Lorraine Crosdale had not yet come home from work, but Zackie knew what to do. With his dog trotting at his heels, he hurried to the end of the yard and came back with some broad green leaves pulled from a banana plant. These he placed on the concrete floor of her kitchen, which was a small separate building in the yard. Then, after he and Peter had laid the pig down on the leaves, Zackie went for more with which to cover it.
"We should have a crocus bag, Peter. Here are some!" From a little pile in a corner he lifted two burlap bags and spread them over the pig to protect it.
"Don't we have to cut this pig up?" Peter asked. "I heard you tell my dad—"
"Miss Lorrie will get her brother Aubrey to do it. Him is a butcher. Come!" Zackie got up from his knees and turned to the door. "We must go to my house now to see if me father is all right. Then me will walk back up to your house with you."
With Zackie again leading the way, the two boys went on down the village path.
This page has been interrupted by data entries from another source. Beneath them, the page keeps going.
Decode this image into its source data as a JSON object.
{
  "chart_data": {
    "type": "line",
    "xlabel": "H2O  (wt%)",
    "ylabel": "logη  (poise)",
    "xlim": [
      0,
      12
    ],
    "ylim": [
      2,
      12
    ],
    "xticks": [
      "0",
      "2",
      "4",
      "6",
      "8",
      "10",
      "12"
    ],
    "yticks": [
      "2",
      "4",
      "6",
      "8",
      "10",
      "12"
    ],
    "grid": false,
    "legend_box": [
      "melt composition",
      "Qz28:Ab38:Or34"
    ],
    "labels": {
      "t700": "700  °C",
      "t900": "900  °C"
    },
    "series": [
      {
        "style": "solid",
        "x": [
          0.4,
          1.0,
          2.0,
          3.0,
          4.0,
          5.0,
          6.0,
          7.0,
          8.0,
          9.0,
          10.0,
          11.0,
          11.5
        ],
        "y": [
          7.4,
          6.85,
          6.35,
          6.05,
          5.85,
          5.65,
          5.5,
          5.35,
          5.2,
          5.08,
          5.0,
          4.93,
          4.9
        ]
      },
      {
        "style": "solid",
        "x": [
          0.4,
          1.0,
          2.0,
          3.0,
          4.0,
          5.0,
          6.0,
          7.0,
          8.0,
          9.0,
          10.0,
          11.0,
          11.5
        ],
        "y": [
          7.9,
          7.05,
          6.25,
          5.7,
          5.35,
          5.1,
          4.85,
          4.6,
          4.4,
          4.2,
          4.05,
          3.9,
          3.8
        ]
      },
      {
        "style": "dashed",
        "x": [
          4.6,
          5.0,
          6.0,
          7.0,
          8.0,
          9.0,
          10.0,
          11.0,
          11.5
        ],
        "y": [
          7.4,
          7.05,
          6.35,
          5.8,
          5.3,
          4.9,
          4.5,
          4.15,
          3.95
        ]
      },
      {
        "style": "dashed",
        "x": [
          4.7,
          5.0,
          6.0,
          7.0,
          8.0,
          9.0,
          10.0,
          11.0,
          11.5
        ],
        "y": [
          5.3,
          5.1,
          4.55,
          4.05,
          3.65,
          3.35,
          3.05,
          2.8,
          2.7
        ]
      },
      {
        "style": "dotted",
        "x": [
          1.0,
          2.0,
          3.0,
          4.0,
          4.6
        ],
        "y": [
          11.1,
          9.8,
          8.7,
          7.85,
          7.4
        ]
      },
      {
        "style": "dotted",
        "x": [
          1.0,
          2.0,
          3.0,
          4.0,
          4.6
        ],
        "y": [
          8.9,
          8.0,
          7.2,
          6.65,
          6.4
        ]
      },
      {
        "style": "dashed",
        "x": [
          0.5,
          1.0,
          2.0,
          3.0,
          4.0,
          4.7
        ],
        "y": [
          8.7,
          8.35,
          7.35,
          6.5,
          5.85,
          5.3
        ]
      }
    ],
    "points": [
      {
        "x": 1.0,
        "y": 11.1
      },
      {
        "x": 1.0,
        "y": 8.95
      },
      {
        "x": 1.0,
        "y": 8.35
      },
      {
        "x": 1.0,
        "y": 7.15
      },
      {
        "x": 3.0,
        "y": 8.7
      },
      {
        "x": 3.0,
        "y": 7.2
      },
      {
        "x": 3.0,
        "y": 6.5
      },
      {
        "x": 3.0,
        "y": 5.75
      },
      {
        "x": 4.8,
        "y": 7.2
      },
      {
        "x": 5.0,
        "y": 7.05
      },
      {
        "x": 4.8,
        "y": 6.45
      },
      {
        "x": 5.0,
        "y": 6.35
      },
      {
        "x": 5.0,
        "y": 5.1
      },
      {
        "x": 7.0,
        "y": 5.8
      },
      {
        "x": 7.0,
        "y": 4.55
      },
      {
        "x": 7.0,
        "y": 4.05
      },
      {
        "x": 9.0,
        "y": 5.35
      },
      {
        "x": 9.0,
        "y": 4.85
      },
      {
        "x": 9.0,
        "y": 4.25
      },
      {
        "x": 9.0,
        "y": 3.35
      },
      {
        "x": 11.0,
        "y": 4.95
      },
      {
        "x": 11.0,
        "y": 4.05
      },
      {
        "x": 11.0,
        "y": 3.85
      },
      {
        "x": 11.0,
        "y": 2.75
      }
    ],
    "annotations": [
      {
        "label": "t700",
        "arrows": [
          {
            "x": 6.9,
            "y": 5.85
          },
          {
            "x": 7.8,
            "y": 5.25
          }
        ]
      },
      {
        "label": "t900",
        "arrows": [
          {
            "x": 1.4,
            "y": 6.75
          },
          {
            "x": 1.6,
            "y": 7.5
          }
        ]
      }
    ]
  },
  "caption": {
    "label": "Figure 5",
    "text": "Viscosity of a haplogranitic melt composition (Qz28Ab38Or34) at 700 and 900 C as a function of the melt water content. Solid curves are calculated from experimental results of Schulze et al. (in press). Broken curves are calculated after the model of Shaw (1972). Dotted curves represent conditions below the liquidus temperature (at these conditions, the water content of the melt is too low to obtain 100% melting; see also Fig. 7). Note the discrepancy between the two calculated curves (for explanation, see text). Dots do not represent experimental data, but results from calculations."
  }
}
The houses were far apart, and the lamps burning inside them transformed some of the windows into yellow eyes. Peter had a spooky feeling they really were eyes and were watching. After a few minutes Zackie turned to the left along a narrow side path.
At first there seemed to be no houses on this one, only thick bush on both sides. Then suddenly a single light was visible in a clump of big trees, and Zackie stopped.